Chapter 9: Life is but a Dream [solved]
20/20 Apartments in Grey District

I hate the nightmares.

I sit for a moment staring at the door, then stand up, grab my dry trench, and walk out of the door, tugging it closed and allowing it to slam behind me. For a minute I just stand holding my coat and scan the dark dirty hallway I know so well. Water cascades down the glass of the window at the end of the third floor hallway beyond which lies the fire escape. I stumble down all three flights of darkly stained wooden stairs struggling to put on my outer shell as I descend and turn the screw of reality a little tighter in my mind. I'm seeing things in heightened detail, every niggling nuance and dirty detail.
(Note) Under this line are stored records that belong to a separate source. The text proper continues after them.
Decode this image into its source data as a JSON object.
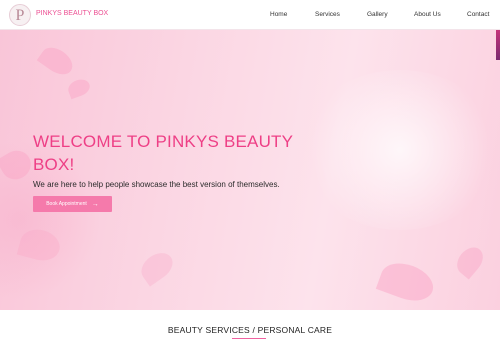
{
  "header": {
    "logo_letter": "P",
    "brand": "PINKYS BEAUTY BOX",
    "nav": [
      {
        "label": "Home"
      },
      {
        "label": "Services"
      },
      {
        "label": "Gallery"
      },
      {
        "label": "About Us"
      },
      {
        "label": "Contact"
      }
    ]
  },
  "hero": {
    "title": "WELCOME TO PINKYS BEAUTY BOX!",
    "subtitle": "We are here to help people showcase the best version of themselves.",
    "cta_label": "Book Appointment",
    "cta_icon": "arrow-right-icon"
  },
  "section": {
    "title": "BEAUTY SERVICES / PERSONAL CARE"
  },
  "colors": {
    "brand_pink": "#ec4f92",
    "button_pink": "#f57aab",
    "hero_background": "#fbd6e3"
  }
}
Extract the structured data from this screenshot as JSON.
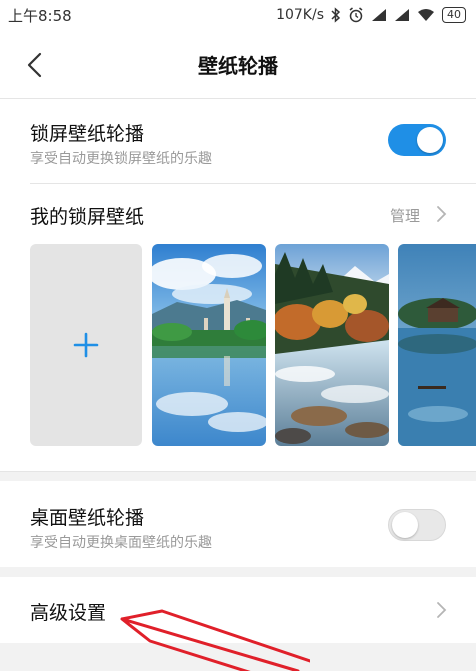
{
  "status_bar": {
    "time": "上午8:58",
    "net_speed": "107K/s",
    "battery": "40"
  },
  "header": {
    "title": "壁纸轮播",
    "back_icon": "chevron-left-icon"
  },
  "lock_screen_carousel": {
    "title": "锁屏壁纸轮播",
    "subtitle": "享受自动更换锁屏壁纸的乐趣",
    "enabled": true
  },
  "my_lock_wallpapers": {
    "title": "我的锁屏壁纸",
    "manage_label": "管理",
    "add_icon": "plus-icon",
    "thumbnails": [
      "tower-lake",
      "river-forest",
      "lake-hut"
    ]
  },
  "desktop_carousel": {
    "title": "桌面壁纸轮播",
    "subtitle": "享受自动更换桌面壁纸的乐趣",
    "enabled": false
  },
  "advanced": {
    "title": "高级设置"
  },
  "colors": {
    "accent": "#1f8fe6",
    "annotation": "#e0202a"
  }
}
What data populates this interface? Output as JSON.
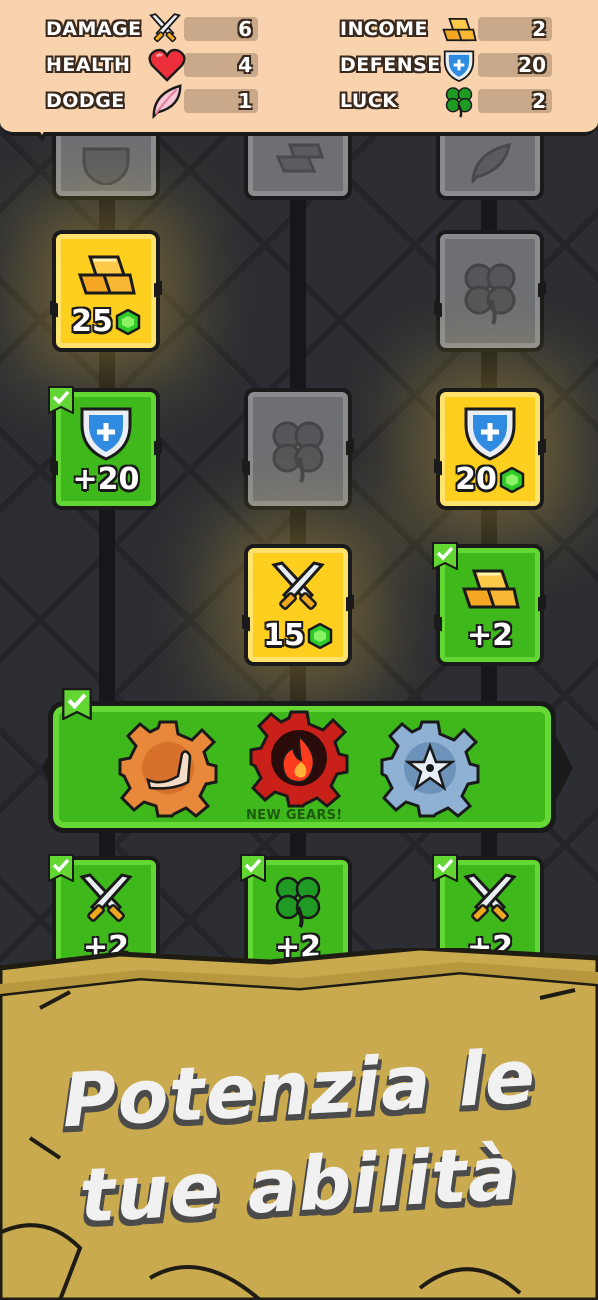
{
  "stats": {
    "left": [
      {
        "label": "DAMAGE",
        "value": "6",
        "icon": "crossed-swords-icon"
      },
      {
        "label": "HEALTH",
        "value": "4",
        "icon": "heart-icon"
      },
      {
        "label": "DODGE",
        "value": "1",
        "icon": "feather-icon"
      }
    ],
    "right": [
      {
        "label": "INCOME",
        "value": "2",
        "icon": "gold-bars-icon"
      },
      {
        "label": "DEFENSE",
        "value": "20",
        "icon": "shield-icon"
      },
      {
        "label": "LUCK",
        "value": "2",
        "icon": "clover-icon"
      }
    ]
  },
  "tiles": {
    "gold_income": {
      "price": "25",
      "icon": "gold-bars-icon",
      "state": "available"
    },
    "luck_locked": {
      "icon": "clover-icon",
      "state": "locked"
    },
    "defense_owned": {
      "text": "+20",
      "icon": "shield-icon",
      "state": "owned"
    },
    "luck_locked_mid": {
      "icon": "clover-icon",
      "state": "locked"
    },
    "defense_available": {
      "price": "20",
      "icon": "shield-icon",
      "state": "available"
    },
    "damage_available": {
      "price": "15",
      "icon": "crossed-swords-icon",
      "state": "available"
    },
    "income_owned": {
      "text": "+2",
      "icon": "gold-bars-icon",
      "state": "owned"
    },
    "damage_owned_left": {
      "text": "+2",
      "icon": "crossed-swords-icon",
      "state": "owned"
    },
    "luck_owned_mid": {
      "text": "+2",
      "icon": "clover-icon",
      "state": "owned"
    },
    "damage_owned_right": {
      "text": "+2",
      "icon": "crossed-swords-icon",
      "state": "owned"
    }
  },
  "gear_banner": {
    "caption": "NEW GEARS!",
    "gears": [
      "muscle-arm-icon",
      "fire-icon",
      "shuriken-icon"
    ]
  },
  "headline": {
    "line1": "Potenzia le",
    "line2": "tue abilità"
  },
  "colors": {
    "gold_tile": "#ffcf1f",
    "green_tile": "#3fb81c",
    "grey_tile": "#6e6f73",
    "stats_panel": "#f9d3ad",
    "parchment": "#c8a94f"
  }
}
In the lobby the water flows on the outside of the double glass front doors of the building through which I can almost see the dark street and single streetlight on the other side. The small shabby entryway lit by the same teardrop sconces as the hallway upstairs is taken up almost entirely by the large creaking wooden staircase opposite the door, down which I now slink. To the left of the entranceway extending past the stairs is the hallway leading to the lower apartments. Only the one peeling wooden door labeled "Management" is present on this wall while to my left and opposite is nothing but a series of numbered metal Post Office box style mailboxes, each with its own keyhole. Some are missing doors revealing a dark emptiness, but most have some sort of makeshift label shoved into the tiny label slot. In the center, surrounded by the boxes on the top and sides is a larger door with a slot labeled TRANSCORP: PICK UP TIME 4 P.M.
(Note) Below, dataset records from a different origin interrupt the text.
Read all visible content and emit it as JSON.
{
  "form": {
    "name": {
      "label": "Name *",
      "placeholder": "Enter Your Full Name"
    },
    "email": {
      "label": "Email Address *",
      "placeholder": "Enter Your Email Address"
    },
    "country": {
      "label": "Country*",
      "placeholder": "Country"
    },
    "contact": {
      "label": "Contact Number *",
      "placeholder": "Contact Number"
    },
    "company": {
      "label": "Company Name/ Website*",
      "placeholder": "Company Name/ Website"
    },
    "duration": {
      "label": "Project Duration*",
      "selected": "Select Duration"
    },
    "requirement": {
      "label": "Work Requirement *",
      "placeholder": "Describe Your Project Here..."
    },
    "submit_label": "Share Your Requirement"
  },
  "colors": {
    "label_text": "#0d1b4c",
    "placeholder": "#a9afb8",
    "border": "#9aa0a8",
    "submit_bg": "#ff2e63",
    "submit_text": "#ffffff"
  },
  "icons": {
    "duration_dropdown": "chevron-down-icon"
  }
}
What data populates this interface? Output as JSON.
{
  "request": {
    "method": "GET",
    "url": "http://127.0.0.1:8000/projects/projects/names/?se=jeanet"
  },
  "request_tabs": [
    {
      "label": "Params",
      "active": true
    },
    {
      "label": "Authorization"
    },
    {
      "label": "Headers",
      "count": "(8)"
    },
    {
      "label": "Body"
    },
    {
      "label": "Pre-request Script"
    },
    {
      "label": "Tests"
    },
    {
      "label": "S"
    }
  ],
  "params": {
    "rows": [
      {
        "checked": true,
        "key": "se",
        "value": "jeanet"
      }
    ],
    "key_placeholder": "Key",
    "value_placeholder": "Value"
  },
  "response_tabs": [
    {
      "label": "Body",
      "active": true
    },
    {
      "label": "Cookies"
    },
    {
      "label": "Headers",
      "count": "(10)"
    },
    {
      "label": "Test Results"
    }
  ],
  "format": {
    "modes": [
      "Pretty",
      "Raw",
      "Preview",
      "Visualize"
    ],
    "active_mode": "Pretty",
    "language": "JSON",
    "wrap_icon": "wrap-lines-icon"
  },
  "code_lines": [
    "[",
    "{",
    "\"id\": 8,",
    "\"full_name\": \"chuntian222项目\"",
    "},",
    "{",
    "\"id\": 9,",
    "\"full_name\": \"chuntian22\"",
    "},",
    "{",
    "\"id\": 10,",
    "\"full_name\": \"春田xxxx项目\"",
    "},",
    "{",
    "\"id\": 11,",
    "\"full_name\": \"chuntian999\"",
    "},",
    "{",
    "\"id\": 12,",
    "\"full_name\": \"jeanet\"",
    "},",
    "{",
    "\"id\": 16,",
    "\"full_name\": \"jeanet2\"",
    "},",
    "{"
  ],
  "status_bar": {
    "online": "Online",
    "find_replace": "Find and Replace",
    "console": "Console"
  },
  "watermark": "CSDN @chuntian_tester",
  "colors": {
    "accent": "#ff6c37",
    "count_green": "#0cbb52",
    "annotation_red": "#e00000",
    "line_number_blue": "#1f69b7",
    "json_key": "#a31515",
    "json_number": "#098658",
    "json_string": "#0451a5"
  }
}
I sometimes wonder if there is a difference between dreams and memory. Both are unreliable in the cloudy haze we refer to as our minds, and the imagined fires are just symbols for other things. Sometimes even bigger things, the kind you can't put out with water, or a hundred fire trucks. With dreams we wake up and immediately start to forget. A nightmare which feels so real, can slip away a few seconds later. The terror becomes just a shadow of a memory. Like an old girlfriend's name. Or a childhood phone number. Just out of reach of the conscious mind. Something that was once so important, but is now all but gone, and only comes back as a half forgotten dream.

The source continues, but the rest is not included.